La Tunisie tardait à mettre en place plusieurs réformes recommandées par le FMI. Aujourd'hui, avec la crise du Coronavirus et ses répercussions sur les équilibres budgétaires de la Tunisie, les relations avec le FMI sont-elles devenues plus compliquées ?

Tout d'abord, je considère que mes prédécesseurs ont fait ce qu'ils devaient faire avec tous les bailleurs de fonds y compris le FMI et ce, malgré les contraintes imposées par le contexte général du pays. En ce moment, nous avons de bonnes relations avec le FMI. Et c'est vraiment des relations de confiance avec un débat bâti sur les chiffres, la vision, l'approche économique et la nécessité d'avoir une grande dimension sociale dans le nouveau programme.

Ce qui est nouveau dans notre relation avec le FMI c'est que le point de départ est la vision du gouvernement. D'après les retours que j'ai eus jusqu'à présent, il y a beaucoup de réalisme dont ce qu'ils veulent faire.

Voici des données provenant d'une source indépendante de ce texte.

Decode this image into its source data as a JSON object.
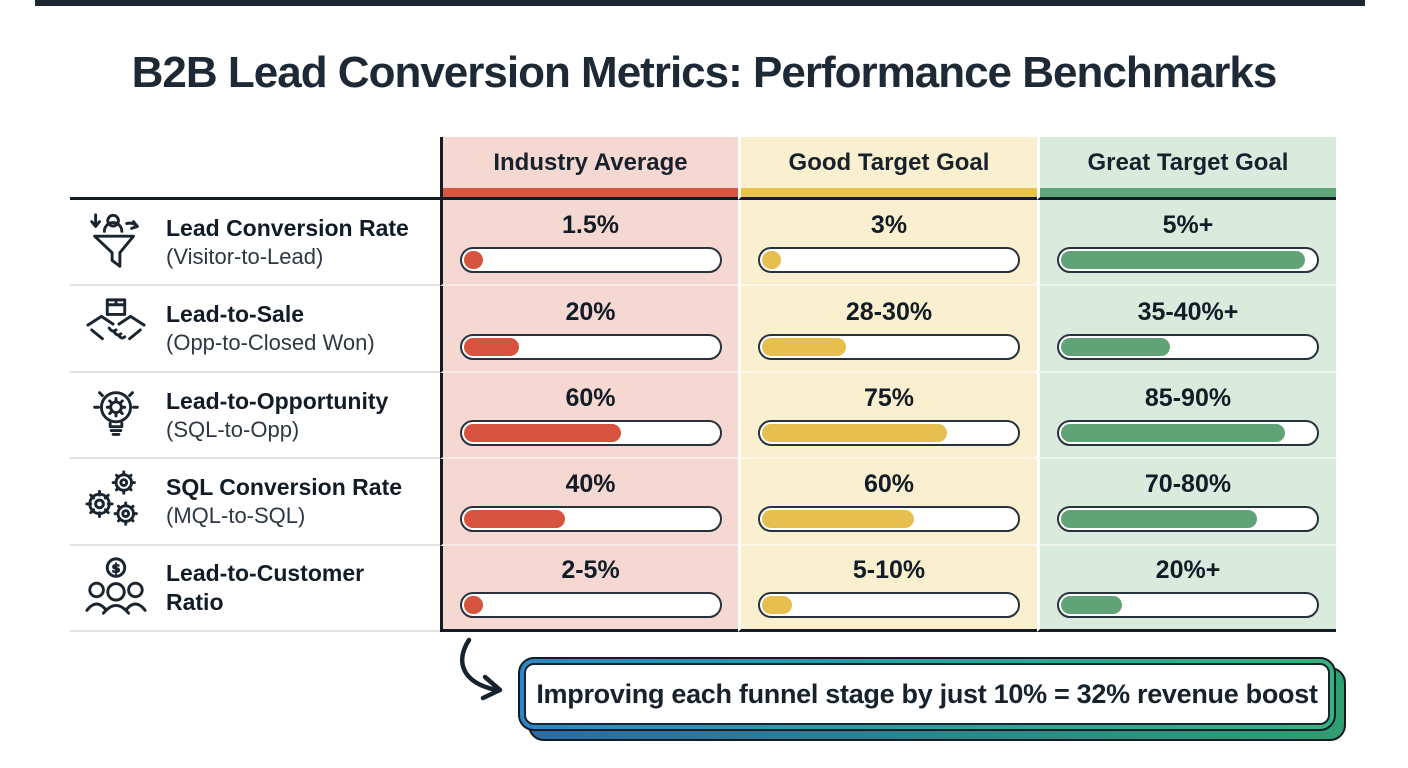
{
  "title": "B2B Lead Conversion Metrics: Performance Benchmarks",
  "columns": [
    {
      "label": "Industry Average",
      "bg": "#f6d8d2",
      "accent": "#d6563f"
    },
    {
      "label": "Good Target Goal",
      "bg": "#faf0cf",
      "accent": "#e8c24d"
    },
    {
      "label": "Great Target Goal",
      "bg": "#d9ebdd",
      "accent": "#5fa678"
    }
  ],
  "rows": [
    {
      "icon": "funnel-lead-icon",
      "title": "Lead Conversion Rate",
      "subtitle": "(Visitor-to-Lead)",
      "values": [
        "1.5%",
        "3%",
        "5%+"
      ],
      "fills": [
        7,
        7,
        96
      ]
    },
    {
      "icon": "handshake-deal-icon",
      "title": "Lead-to-Sale",
      "subtitle": "(Opp-to-Closed Won)",
      "values": [
        "20%",
        "28-30%",
        "35-40%+"
      ],
      "fills": [
        22,
        33,
        43
      ]
    },
    {
      "icon": "lightbulb-gear-icon",
      "title": "Lead-to-Opportunity",
      "subtitle": "(SQL-to-Opp)",
      "values": [
        "60%",
        "75%",
        "85-90%"
      ],
      "fills": [
        62,
        73,
        88
      ]
    },
    {
      "icon": "gears-icon",
      "title": "SQL Conversion Rate",
      "subtitle": "(MQL-to-SQL)",
      "values": [
        "40%",
        "60%",
        "70-80%"
      ],
      "fills": [
        40,
        60,
        77
      ]
    },
    {
      "icon": "customers-dollar-icon",
      "title": "Lead-to-Customer",
      "subtitle": "Ratio",
      "values": [
        "2-5%",
        "5-10%",
        "20%+"
      ],
      "fills": [
        7,
        12,
        24
      ]
    }
  ],
  "callout": {
    "text": "Improving each funnel stage by just 10% = 32% revenue boost"
  },
  "colors": {
    "title_text": "#1e2936",
    "table_line": "#131c25",
    "bar_border": "#28323c",
    "bar_red": "#d6543f",
    "bar_yellow": "#e6bf4e",
    "bar_green": "#5fa376",
    "callout_gradient_start": "#2f86c4",
    "callout_gradient_end": "#38b27e"
  },
  "chart_data": {
    "type": "table",
    "title": "B2B Lead Conversion Metrics: Performance Benchmarks",
    "categories": [
      "Lead Conversion Rate (Visitor-to-Lead)",
      "Lead-to-Sale (Opp-to-Closed Won)",
      "Lead-to-Opportunity (SQL-to-Opp)",
      "SQL Conversion Rate (MQL-to-SQL)",
      "Lead-to-Customer Ratio"
    ],
    "series": [
      {
        "name": "Industry Average",
        "values": [
          "1.5%",
          "20%",
          "60%",
          "40%",
          "2-5%"
        ],
        "numeric": [
          1.5,
          20,
          60,
          40,
          3.5
        ]
      },
      {
        "name": "Good Target Goal",
        "values": [
          "3%",
          "28-30%",
          "75%",
          "60%",
          "5-10%"
        ],
        "numeric": [
          3,
          29,
          75,
          60,
          7.5
        ]
      },
      {
        "name": "Great Target Goal",
        "values": [
          "5%+",
          "35-40%+",
          "85-90%",
          "70-80%",
          "20%+"
        ],
        "numeric": [
          5,
          37.5,
          87.5,
          75,
          20
        ]
      }
    ],
    "annotation": "Improving each funnel stage by just 10% = 32% revenue boost",
    "legend_position": "column-headers",
    "grid": false
  }
}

Néanmoins, l'instabilité politique est, sans doute, le plus grand mal de la Tunisie en ce moment. Et elle dérange les marchés. Avec ce qui s'est passé récemment, le spread de la Tunisie a pris 150 points de base en une semaine. Alors que nous avons beaucoup travaillé avec les marchés et les bailleurs de fonds internationaux pour ramener le spread de la Tunisie progressivement de 1100 points de base à moins de 700 points, même si on ne compte pas sortir sur le marché international d'ici la fin de l'année. Mais c'est très important pour l'image du pays et pour se préparer à une sortie l'année prochaine.

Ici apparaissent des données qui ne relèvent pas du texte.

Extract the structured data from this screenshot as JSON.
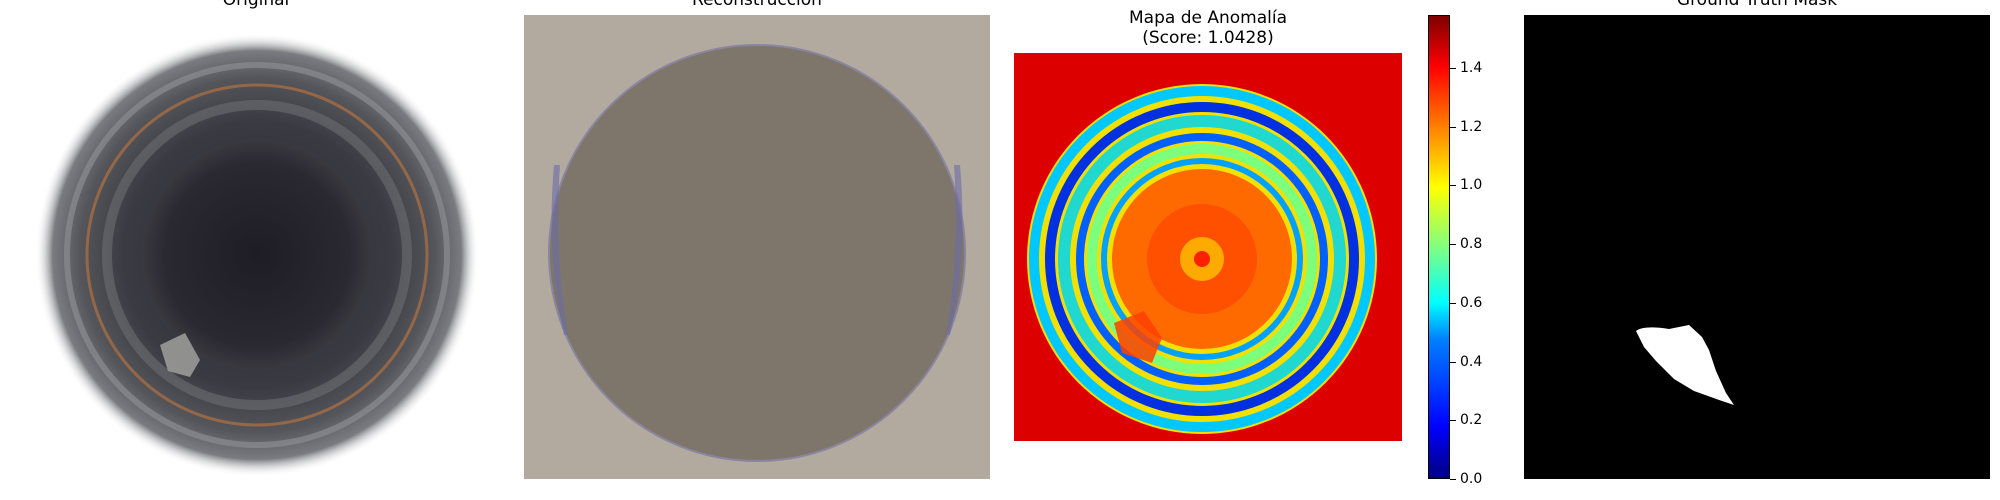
{
  "panels": {
    "original": {
      "title": "Original"
    },
    "reconstruction": {
      "title": "Reconstrucción"
    },
    "anomaly": {
      "title_line1": "Mapa de Anomalía",
      "title_line2": "(Score: 1.0428)"
    },
    "mask": {
      "title": "Ground Truth Mask"
    }
  },
  "colorbar": {
    "ticks": [
      "0.0",
      "0.2",
      "0.4",
      "0.6",
      "0.8",
      "1.0",
      "1.2",
      "1.4"
    ],
    "max": 1.58
  },
  "colors": {
    "recon_bg": "#b3aa9f",
    "recon_disc": "#7e766a",
    "anomaly_bg": "#dd0000",
    "mask_bg": "#000000",
    "mask_defect": "#ffffff"
  }
}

Je le dis et redis, l'instabilité politique perturbe les bailleurs internationaux, les investisseurs tunisiens et étrangers et tous les leviers de la croissance économique. Une dispute dans un plateau télévisé ou dans le parlement, on pourrait la quantifier en plusieurs millions de dinars d'impacts négatifs sur l'économie tunisienne.